Idée d'histoire : Un père emmène ses enfants dans un endroit calme (combe, clairière, parc ou crique). Ils y jouent avec bonheur, mais le père sent une présence inamicale. Ses sens sont tendus comme à l'approche d'un grand danger, qui pour l'instant ne se manisfeste pas. Un démon invisible les observe, ou le lieu est hanté. En fait, rien ne survient, et l'événement n'a aucune autre conséquence qu'un souvenir inquiétant...

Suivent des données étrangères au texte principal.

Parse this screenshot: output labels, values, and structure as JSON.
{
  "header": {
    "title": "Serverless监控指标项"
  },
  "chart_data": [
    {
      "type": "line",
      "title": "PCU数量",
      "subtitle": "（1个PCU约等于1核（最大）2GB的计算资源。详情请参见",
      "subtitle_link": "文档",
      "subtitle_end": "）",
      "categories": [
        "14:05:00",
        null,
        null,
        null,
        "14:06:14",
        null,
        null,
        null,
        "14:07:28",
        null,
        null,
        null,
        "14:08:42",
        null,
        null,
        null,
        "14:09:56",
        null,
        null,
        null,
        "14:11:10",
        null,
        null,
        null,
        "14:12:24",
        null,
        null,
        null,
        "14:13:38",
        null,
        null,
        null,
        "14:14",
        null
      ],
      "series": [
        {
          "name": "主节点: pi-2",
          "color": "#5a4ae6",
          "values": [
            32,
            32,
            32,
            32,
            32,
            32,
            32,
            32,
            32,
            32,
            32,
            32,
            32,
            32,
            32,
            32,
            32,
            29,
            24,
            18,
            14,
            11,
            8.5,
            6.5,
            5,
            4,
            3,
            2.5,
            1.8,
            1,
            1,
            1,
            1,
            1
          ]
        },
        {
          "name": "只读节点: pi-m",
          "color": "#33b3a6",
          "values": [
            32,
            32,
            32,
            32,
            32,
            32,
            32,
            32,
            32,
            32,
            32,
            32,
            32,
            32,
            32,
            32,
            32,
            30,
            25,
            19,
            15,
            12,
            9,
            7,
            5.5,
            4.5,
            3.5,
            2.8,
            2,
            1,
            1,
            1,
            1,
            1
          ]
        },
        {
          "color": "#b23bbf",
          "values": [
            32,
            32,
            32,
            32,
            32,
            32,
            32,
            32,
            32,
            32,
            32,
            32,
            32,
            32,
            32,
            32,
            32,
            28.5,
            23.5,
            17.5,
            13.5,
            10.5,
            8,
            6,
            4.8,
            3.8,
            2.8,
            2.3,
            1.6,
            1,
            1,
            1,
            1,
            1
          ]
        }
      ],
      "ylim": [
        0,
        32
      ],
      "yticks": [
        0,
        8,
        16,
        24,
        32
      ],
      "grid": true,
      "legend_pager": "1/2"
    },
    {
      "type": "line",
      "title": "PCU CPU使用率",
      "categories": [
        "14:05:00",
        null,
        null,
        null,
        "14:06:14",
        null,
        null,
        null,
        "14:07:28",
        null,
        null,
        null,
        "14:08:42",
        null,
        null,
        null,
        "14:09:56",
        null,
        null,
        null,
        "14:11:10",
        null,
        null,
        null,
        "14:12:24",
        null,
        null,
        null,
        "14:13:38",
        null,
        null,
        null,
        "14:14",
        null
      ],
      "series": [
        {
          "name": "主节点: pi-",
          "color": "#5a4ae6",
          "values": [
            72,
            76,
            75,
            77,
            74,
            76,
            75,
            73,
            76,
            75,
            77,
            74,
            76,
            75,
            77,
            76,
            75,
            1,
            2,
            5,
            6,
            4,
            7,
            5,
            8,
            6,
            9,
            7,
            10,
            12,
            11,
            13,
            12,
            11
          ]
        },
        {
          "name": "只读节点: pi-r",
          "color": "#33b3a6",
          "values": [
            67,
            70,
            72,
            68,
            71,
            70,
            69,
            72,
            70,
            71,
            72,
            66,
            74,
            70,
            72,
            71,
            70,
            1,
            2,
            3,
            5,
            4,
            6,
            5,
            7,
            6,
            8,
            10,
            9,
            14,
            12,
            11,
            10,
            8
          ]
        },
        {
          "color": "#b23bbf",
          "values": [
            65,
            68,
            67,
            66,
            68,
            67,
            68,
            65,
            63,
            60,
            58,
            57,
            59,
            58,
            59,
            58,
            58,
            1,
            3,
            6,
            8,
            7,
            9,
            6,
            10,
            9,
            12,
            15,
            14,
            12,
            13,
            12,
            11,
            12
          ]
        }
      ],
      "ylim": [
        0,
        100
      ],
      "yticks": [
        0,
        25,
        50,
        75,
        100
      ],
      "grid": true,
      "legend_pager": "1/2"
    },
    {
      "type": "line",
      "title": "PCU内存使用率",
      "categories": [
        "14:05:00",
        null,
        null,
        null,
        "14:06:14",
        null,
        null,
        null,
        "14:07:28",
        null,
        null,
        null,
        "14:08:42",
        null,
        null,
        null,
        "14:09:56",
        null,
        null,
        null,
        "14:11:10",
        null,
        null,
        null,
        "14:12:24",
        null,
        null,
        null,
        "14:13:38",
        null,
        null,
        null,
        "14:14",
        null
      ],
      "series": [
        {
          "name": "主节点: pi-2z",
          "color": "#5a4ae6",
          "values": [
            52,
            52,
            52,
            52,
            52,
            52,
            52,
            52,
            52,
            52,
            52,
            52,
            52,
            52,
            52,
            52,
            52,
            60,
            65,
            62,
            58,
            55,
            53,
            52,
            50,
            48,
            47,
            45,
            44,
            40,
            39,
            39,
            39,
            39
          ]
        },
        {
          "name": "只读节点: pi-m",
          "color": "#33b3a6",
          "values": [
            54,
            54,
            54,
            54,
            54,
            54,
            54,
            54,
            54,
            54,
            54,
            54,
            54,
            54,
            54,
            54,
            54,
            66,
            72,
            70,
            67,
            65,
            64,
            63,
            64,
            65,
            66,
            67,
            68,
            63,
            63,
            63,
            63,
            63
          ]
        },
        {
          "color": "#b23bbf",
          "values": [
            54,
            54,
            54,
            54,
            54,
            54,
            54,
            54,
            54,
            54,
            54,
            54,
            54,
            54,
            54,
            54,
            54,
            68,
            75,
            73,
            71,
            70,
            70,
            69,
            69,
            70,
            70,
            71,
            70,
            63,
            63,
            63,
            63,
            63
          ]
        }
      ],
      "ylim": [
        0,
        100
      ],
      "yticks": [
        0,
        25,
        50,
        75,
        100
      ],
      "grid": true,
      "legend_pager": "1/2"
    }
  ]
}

Créer pour soi, au sein d'un environnement absurde, un microclimat, une cellule dans laquelle on puisse encore respirer.
Ernst Jünger
Les Allées Sombres, de Bounine, c'est bien du Tchékhov, mais en beaucoup moins bien. Un avantage : ces récits sont très courts, et se lisent très bien, tard le soir, lorsqu'on n'est plus très compétent. A chaque fois, je lis les quatre ou cinq pages et je me dis "ouais, bof", et voilà. Lu l'introduction de Nabokov sur Tchékhov, et... c'est très bien vu. Se confirme ce que j'ai toujours vu : Nabokov est un romancier que je n'aime pas du tout, mais un chroniqueur ou un essayiste formidable, parce qu'alliant grande intelligence et grande capacité de cruauté, ou d'ironie.
Je sirote de la vodka. Je rêve de goûter du vin de Crimée. Je voudrais regarder L'Arche Russe, le film-plan-séquence russe sur le Musée de l'Ermitage à Saint-Petersbourg. Bref : obsédé.